Она подобрала юбки и села, глядя на него и тоже улыбаясь.
— Ну вот, ты Стасика развесели, а то он нос на квинту повесил. Говорит, что никому не нравится.
— Стаська-то? — засмеялась она. — Как же? Это такая воображалка, думает, что лучше него и на свете нет!
Она весело и просто поглядывала на Стасика, говорила добродушно, как незлая маленькая женщина, которая не завидует другим, когда ей самой хорошо.
— Правда, он недурен, — продолжал Юрий с серьезным видом. — Вот ты, Лизочка, могла бы в него влюбиться?
Лизочка захохотала. Качалось нежное белое перо на ее шляпе.
— В Стасика? Ха-ха-ха!
Юрий по-прежнему серьезно, но со смеющимися глазами настаивал:
— Ну вот, Лизочка, почему нет? Он, я знаю, давно в тебя влюблен. По крайней мере, нравишься ты ему очень.
Лизок все еще смеялась. Потом передохнула.
— Да ну вас обоих с пустяками.
Стасик, красный, волновался.
— Видите, Двоекуров, вот и она… А это несправедливо. Это правда, Лили, — прибавил он вдруг, — вы мне очень, очень нравитесь.
Лизочка, не смеясь, передернула плечом.
— Да брось, глупенький, точно я не знаю! Поумнее тебя.
Теперь тихонько смеялся Юрий.
— Конечно, ты умнее, милая. Вот и я без тебя то же Стасику доказывал. И хоть правда, что ты ему нравишься, однако тебя ему не видать, пока он не на «собственных лошадях» ездит.

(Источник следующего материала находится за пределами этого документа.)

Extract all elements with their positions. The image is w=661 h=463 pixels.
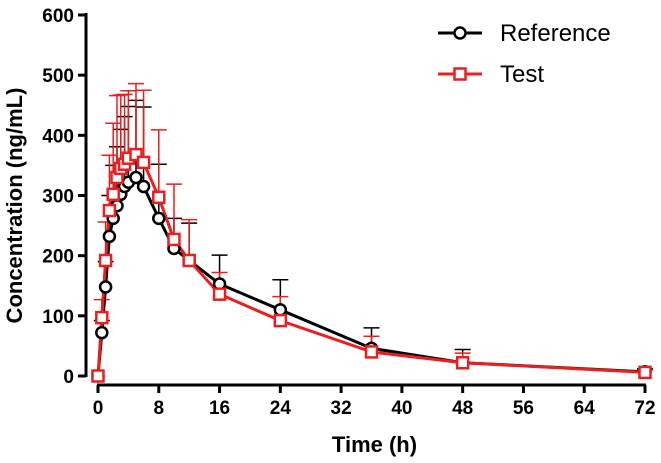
marker-reference: [129, 170, 143, 185]
marker-test: [455, 356, 470, 370]
marker-test: [182, 253, 196, 268]
data-markers: [91, 147, 652, 383]
marker-test: [167, 232, 181, 247]
y-tick-label: 600: [42, 6, 74, 27]
x-tick-label: 0: [93, 398, 104, 419]
x-tick-label: 40: [391, 398, 412, 419]
x-tick-label: 24: [270, 398, 292, 419]
y-tick-label: 500: [42, 66, 74, 87]
marker-reference: [273, 303, 288, 317]
marker-test: [638, 365, 652, 380]
marker-test: [364, 345, 379, 359]
marker-test: [212, 287, 227, 301]
marker-test: [95, 310, 109, 325]
legend: Reference Test: [438, 20, 611, 88]
x-tick-label: 64: [574, 398, 596, 419]
marker-test: [98, 253, 113, 268]
marker-reference: [152, 211, 166, 226]
marker-test: [152, 190, 166, 205]
marker-reference: [95, 325, 109, 340]
x-tick-label: 32: [331, 398, 352, 419]
x-tick-label: 48: [452, 398, 473, 419]
marker-test: [102, 203, 117, 218]
marker-test: [136, 155, 151, 170]
legend-label-test: Test: [500, 61, 544, 88]
y-axis-title: Concentration (ng/mL): [2, 88, 27, 324]
marker-test: [273, 313, 288, 328]
y-tick-label: 0: [63, 367, 74, 388]
x-axis-title: Time (h): [332, 432, 417, 457]
y-tick-label: 100: [42, 307, 74, 328]
y-tick-label: 400: [42, 126, 74, 147]
x-tick-label: 72: [634, 398, 655, 419]
y-tick-label: 200: [42, 247, 74, 268]
y-tick-label: 300: [42, 187, 74, 208]
axes: 0 100 200 300 400 500 600 0 8 16 24 32 40 48 56 64 72: [42, 6, 655, 419]
x-tick-label: 56: [513, 398, 534, 419]
marker-reference: [136, 179, 151, 194]
marker-test: [91, 369, 105, 383]
legend-label-reference: Reference: [500, 20, 611, 47]
legend-marker: [453, 26, 467, 40]
legend-marker: [453, 67, 467, 81]
x-tick-label: 8: [153, 398, 164, 419]
x-tick-label: 16: [209, 398, 230, 419]
marker-test: [129, 147, 143, 162]
error-bars: [93, 82, 653, 373]
marker-reference: [102, 229, 117, 244]
marker-reference: [98, 280, 113, 294]
marker-test: [106, 187, 120, 202]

— Да хоть бы и на собственных… — начала Лизочка, ничего не поняв.
Юрий уже с кем-то разговаривал издали. Толстый Раевский и Левкович подошли вместе. Через минуту Юруля подозвал еще двух: пожилого приличного и молодого неприличного.
Первый, со смуглым выразительным лицом нерусского типа (говорили, что он не то из болгар, не то из армян), был известный критик-модернист, талантливый, углубленный и запутанный, Морсов: второй — поэт «последнего поколения», грубый, тяжелый, небрежно одетый, с толстой палкой в руках и скверными зубами во рту — Рыжиков.
Незнакомых Юрий перезнакомил. Должно быть, каждый приплелся в этот холодный сад одиноко и праздно, потому что все с удовольствием уселись за столик Юрули. Даже два столика составили вместе.
Раевский и критик Морсов спросили шампанского, Юрий тоже, и все подливал Лизочке и Стасику; поэт с палкой презрительно пил пиво, а Левкович не пил ничего, сидел, молчаливый, на углу и смотрел на скатерть.
Морсов уже разливался соловьем, напрягая голос, потому что в это время на сцене куча толстых баб кругло разевала рты в такт музыке, которая дубасила во все тяжкие.
Морсов везде и всегда разливался соловьем. У него были круглые и красивые периоды, которые катились мягко, точно разубранные колеса. Они ласкали и баюкали слух, а в конце еще оказывалось, что и мысль у него не лишена оригинальности, даже парадоксальности, и всегда приятной.
Раевский и Рыжиков, хотя познакомились, не сказали друг другу ни слова. Перекидывались молчаливыми взглядами; поэт «конца века» судил поэта «начала века» и обратно; оба друг друга, видимо, презирали. Раевский, «лирик дореволюционного периода», презирал Рыжикова за то, что он пьет пиво, скверно одет, худ и молод; эстет «новейшего периода» так же искренно презирал Раевского за его элегантность, непомерную толщину и французские словечки. Впрочем, в презрение Раевского вмешивалась зависть: он чувствовал, что от чего-то отстал. И чрезмерность полноты его немного мучила, хотя обыкновенно он утешал себя сходством с Апухтиным.